There is no reliable account of his work in Ireland, where he had been a captive. Legends include the stories that he drove snakes from Ireland, and that he described the Trinity by referring to the shamrock, and that he singlehandedly–an impossible task–converted Ireland. Nevertheless, St. Patrick established the Catholic Church throughout Ireland on lasting foundations: he travelled throughout the country preaching, teaching, building churches, opening schools and monasteries, converting chiefs and bards, and everywhere supporting his preaching with miracles.

At Tara in Meath he is said to have confronted King Laoghaire on Easter Eve with the Christian Gospel, kindled the light of the paschal fire on the hill of Slane, confounded the Druids into silence, and gained a hearing for himself as a man of power. He converted the king’s daughters. He threw down the idol of Crom Cruach in Leitrim. Patrick wrote that he daily expected to be violently killed or enslaved again.

And a bit more!

We are told that often Patrick baptized hundreds on a single day. He would come to a place, a crowd would gather, and when he told them about the true God, the people would cry out from all sides that they wanted to become Christians. Then they would move to the nearest water to be baptized.

On such a day Aengus, a prince of Munster, was baptized. When Patrick had finished preaching, Aengus was longing with all his heart to become a Christian. The crowd surrounded the two because Aengus was such an important person. Patrick got out his book and began to look for the place of the baptismal rite but his crozier got in the way.

The bishop’s crozier often has a spike at the bottom end, probably to allow the bishop to set it into the ground to free his hands. So, when Patrick fumbled searching for the right spot in the book so that he could baptize Aengus, he absent-mindedly stuck his crosier into the ground just beside him–and accidentally through the foot of poor Aengus!

Patrick, concentrating on the sacrament, never noticed what he had done and proceeded with the baptism. The prince never cried out, nor moaned; he simply went very white. Patrick poured water over his bowed head at the simple words of the rite. Then it was completed. Aengus was a Christian.
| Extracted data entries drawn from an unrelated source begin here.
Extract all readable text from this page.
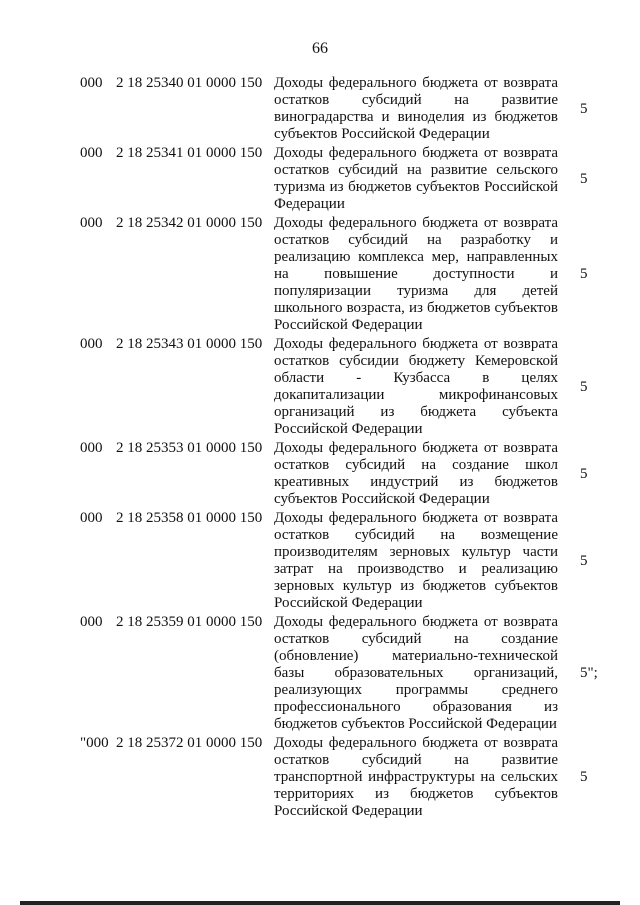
66
000 2 18 25340 01 0000 150 Доходы федерального бюджета от возврата остатков субсидий на развитие виноградарства и виноделия из бюджетов субъектов Российской Федерации
5
000 2 18 25341 01 0000 150 Доходы федерального бюджета от возврата остатков субсидий на развитие сельского туризма из бюджетов субъектов Российской Федерации
5
000 2 18 25342 01 0000 150 Доходы федерального бюджета от возврата остатков субсидий на разработку и реализацию комплекса мер, направленных на повышение доступности и популяризации туризма для детей школьного возраста, из бюджетов субъектов Российской Федерации
5
000 2 18 25343 01 0000 150 Доходы федерального бюджета от возврата остатков субсидии бюджету Кемеровской области - Кузбасса в целях докапитализации микрофинансовых организаций из бюджета субъекта Российской Федерации
5
000 2 18 25353 01 0000 150 Доходы федерального бюджета от возврата остатков субсидий на создание школ креативных индустрий из бюджетов субъектов Российской Федерации
5
000 2 18 25358 01 0000 150 Доходы федерального бюджета от возврата остатков субсидий на возмещение производителям зерновых культур части затрат на производство и реализацию зерновых культур из бюджетов субъектов Российской Федерации
5
000 2 18 25359 01 0000 150 Доходы федерального бюджета от возврата остатков субсидий на создание (обновление) материально-технической базы образовательных организаций, реализующих программы среднего профессионального образования из бюджетов субъектов Российской Федерации
5";
"000 2 18 25372 01 0000 150 Доходы федерального бюджета от возврата остатков субсидий на развитие транспортной инфраструктуры на сельских территориях из бюджетов субъектов Российской Федерации
5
Patrick turned to take up his crozier and was horrified to find that he had driven it through the prince’s foot!

“But why didn’t you say something? This is terrible. Your foot is bleeding and you’ll be lame. . . .” Poor Patrick was very unhappy to have hurt another.
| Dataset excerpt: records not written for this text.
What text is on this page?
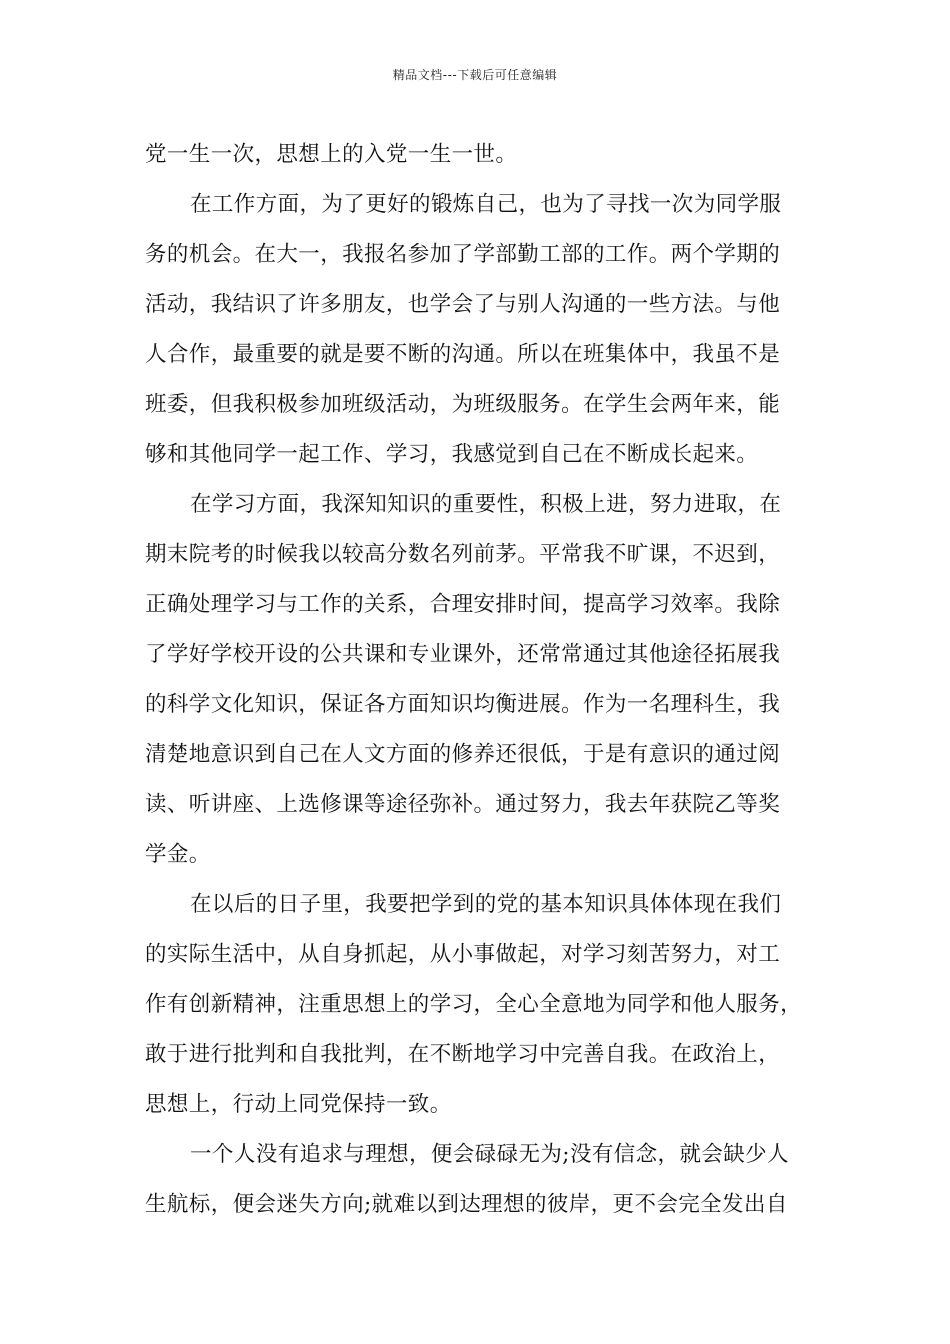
精品文档---下载后可任意编辑
党一生一次，思想上的入党一生一世。
在工作方面，为了更好的锻炼自己，也为了寻找一次为同学服
务的机会。在大一，我报名参加了学部勤工部的工作。两个学期的
活动，我结识了许多朋友，也学会了与别人沟通的一些方法。与他
人合作，最重要的就是要不断的沟通。所以在班集体中，我虽不是
班委，但我积极参加班级活动，为班级服务。在学生会两年来，能
够和其他同学一起工作、学习，我感觉到自己在不断成长起来。
在学习方面，我深知知识的重要性，积极上进，努力进取，在
期末院考的时候我以较高分数名列前茅。平常我不旷课，不迟到，
正确处理学习与工作的关系，合理安排时间，提高学习效率。我除
了学好学校开设的公共课和专业课外，还常常通过其他途径拓展我
的科学文化知识，保证各方面知识均衡进展。作为一名理科生，我
清楚地意识到自己在人文方面的修养还很低，于是有意识的通过阅
读、听讲座、上选修课等途径弥补。通过努力，我去年获院乙等奖
学金。
在以后的日子里，我要把学到的党的基本知识具体体现在我们
的实际生活中，从自身抓起，从小事做起，对学习刻苦努力，对工
作有创新精神，注重思想上的学习，全心全意地为同学和他人服务，
敢于进行批判和自我批判，在不断地学习中完善自我。在政治上，
思想上，行动上同党保持一致。
一个人没有追求与理想，便会碌碌无为;没有信念，就会缺少人
生航标，便会迷失方向;就难以到达理想的彼岸，更不会完全发出自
Then Aengus said in a low voice that he thought having a spike driven through his foot was part of the ceremony. He added something that must have brought joy to the whole court of heaven and blessings on Ireland:

“Christ,” he said slowly, “shed His blood for me, and I am glad to suffer a little pain at baptism to be like Our Lord” (Curtayne).

In art, St. Patrick is represented as a bishop driving snakes before him or trampling upon them.

At times he may be shown

(1) preaching with a serpent around the foot of his pastoral staff;

(2) holding a shamrock;

(3) with a fire before him; or

(4) with a pen and book, devils at his feet, and seraphim above him.

Saint Patrick is the patron sint of Nigeria (which was evangelized primarily by Irish clergy) and of Ireland and especially venerated at Lerins.

Two of the usual suspects to be seen over Paddys Day (week). A direct descendant of Saint Patrick (L) and a walking Saint (R).

Interestingly, the things that Saint Patrick never got involved with as far as we can tell is, drink, dressing up, dancing, singing or craic of any sort!